E poi dobbiamo sempre di più far capire che fumare accorcia la vita: la prevenzione sta anche nel riuscire a smettere di fumare. Mi colpisce quando vado nelle scuole a raccontare la mia storia, vedere centinaia di ragazzi fumare tanto, così come capita anche nelle università. Oltre che danneggiare se stessi recano nocumento anche a chi sta accanto a causa del fumo passivo. Un altro impegno sociale? Convincere chi ci sta vicino a smettere di fumare, creare una catena e forse qualche risultato riusciamo a ottenerlo. E poi prevenire significa evitare l’uso di prodotti che possano fare male, significa avere rispetto per l’ambiente che ci circonda perché esso è la nostra fonte di vita”.

Veniamo al tuo impegno sportivo: manca ormai poco alla partenza per il Brasile per le Olimpiadi. Che emozioni vivi? 

"Sono assolutamente pronto, non vedo l'ora di partecipare alla mia seconda olimpiade. Sto lavorando tantissimo in questi mesi non concedendomi nessuno svago: penso che questa sia la strada da seguire per ottenere dei risultati. Certo, è un olimpiade diversa rispetto a quella di Londra perché non essendo più un esordiente spero che non mi faccia prendere dall'emozione come accaduto quattro anni fa".

"Ai miei compagni di squadra, tutti e tre esordienti, consiglio ogni giorno di disinteressarsi di tutto ciò che dicono fuori, siano essi messaggi di esaltazione o di contrasto. Il mio suggerimento è di farsi una corazza e le uniche armi da usare sono la quotidianità e la semplicità, nonché il lavoro fatto in palestra: occorre approcciarsi alle Olimpiadi come se fossero gare come quelle che facciamo quasi settimanalmente.
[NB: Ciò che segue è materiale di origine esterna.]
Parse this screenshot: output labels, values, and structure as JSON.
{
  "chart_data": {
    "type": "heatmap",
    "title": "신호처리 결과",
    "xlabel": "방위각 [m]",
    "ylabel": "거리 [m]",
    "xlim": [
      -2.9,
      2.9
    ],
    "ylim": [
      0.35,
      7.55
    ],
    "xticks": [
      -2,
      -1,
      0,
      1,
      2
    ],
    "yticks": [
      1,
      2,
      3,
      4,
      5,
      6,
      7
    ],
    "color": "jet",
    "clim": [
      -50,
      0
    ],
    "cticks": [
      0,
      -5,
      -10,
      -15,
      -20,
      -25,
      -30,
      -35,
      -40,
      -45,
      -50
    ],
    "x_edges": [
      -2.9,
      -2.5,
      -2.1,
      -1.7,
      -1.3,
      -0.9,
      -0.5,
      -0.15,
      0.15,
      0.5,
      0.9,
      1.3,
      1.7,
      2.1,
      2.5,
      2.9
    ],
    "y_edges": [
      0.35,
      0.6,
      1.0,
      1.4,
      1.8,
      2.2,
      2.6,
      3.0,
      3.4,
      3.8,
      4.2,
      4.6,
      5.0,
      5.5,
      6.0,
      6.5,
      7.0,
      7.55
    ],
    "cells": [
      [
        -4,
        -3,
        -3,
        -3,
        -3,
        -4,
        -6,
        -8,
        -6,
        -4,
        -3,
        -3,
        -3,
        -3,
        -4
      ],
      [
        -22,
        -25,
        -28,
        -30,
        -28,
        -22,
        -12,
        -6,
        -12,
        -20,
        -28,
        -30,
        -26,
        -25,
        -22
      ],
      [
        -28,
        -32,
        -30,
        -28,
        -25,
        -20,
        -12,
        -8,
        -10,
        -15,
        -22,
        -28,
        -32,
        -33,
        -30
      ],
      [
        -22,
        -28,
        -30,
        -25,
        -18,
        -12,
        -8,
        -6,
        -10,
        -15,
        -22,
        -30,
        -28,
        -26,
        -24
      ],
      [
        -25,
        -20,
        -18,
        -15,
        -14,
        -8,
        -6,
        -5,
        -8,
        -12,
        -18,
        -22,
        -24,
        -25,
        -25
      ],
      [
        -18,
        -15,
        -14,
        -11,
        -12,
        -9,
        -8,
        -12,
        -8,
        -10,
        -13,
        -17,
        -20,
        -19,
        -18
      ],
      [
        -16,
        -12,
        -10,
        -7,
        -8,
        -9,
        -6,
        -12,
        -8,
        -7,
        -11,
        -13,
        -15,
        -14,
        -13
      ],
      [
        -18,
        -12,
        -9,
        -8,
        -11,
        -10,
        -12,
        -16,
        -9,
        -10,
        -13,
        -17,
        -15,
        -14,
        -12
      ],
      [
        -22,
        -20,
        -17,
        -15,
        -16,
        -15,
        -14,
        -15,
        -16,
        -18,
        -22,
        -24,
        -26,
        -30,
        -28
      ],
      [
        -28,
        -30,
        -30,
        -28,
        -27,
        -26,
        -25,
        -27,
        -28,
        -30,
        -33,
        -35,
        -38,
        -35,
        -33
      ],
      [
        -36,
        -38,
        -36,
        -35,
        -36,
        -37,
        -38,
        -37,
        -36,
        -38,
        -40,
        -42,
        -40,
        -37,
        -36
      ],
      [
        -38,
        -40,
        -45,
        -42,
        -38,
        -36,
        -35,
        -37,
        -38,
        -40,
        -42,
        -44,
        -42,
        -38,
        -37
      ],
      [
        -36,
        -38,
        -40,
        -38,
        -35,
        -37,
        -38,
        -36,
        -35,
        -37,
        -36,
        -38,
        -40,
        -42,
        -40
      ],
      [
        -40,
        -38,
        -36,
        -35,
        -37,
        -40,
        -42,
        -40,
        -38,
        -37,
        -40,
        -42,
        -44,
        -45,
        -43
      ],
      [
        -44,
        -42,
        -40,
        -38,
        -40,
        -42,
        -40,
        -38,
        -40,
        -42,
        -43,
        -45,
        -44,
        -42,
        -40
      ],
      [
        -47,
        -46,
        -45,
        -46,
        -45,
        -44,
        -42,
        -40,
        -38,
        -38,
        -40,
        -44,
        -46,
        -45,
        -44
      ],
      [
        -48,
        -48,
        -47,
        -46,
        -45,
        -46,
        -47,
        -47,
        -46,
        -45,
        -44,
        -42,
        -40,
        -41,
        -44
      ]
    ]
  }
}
Quindi mentalmente bisogna arrivarci bene, senza farsi condizionare dall'evento.

Atleticamente e psicologicamente come ti stai preparando alle Olimpiadi?

"Da gennaio mi sono trasferito a Pisa e sto lavorando qui dove ho trovato un ambiente ideale: si lavora tantissimo e in maniera durissima, con una innata voglia di scoprirsi e scoprire i propri difetti per migliorarsi.

Dalla mattina alla sera siamo in palestra: all'allenamento fisico associo anche un percorso con un mental coach. Un altro elemento che mi aiuta è la mia squadra: siamo ognuno un punto di riferimento per l’altro perché insieme ci sproniamo a non mollare e ad andare avanti. E lo stesso lo facciamo nella vita quotidiana, fuori dalla palestra, cerchiamo di condividere il concetto di squadra per portare avanti idee e progetti che possano essere utili anche da un punto di vista sociale".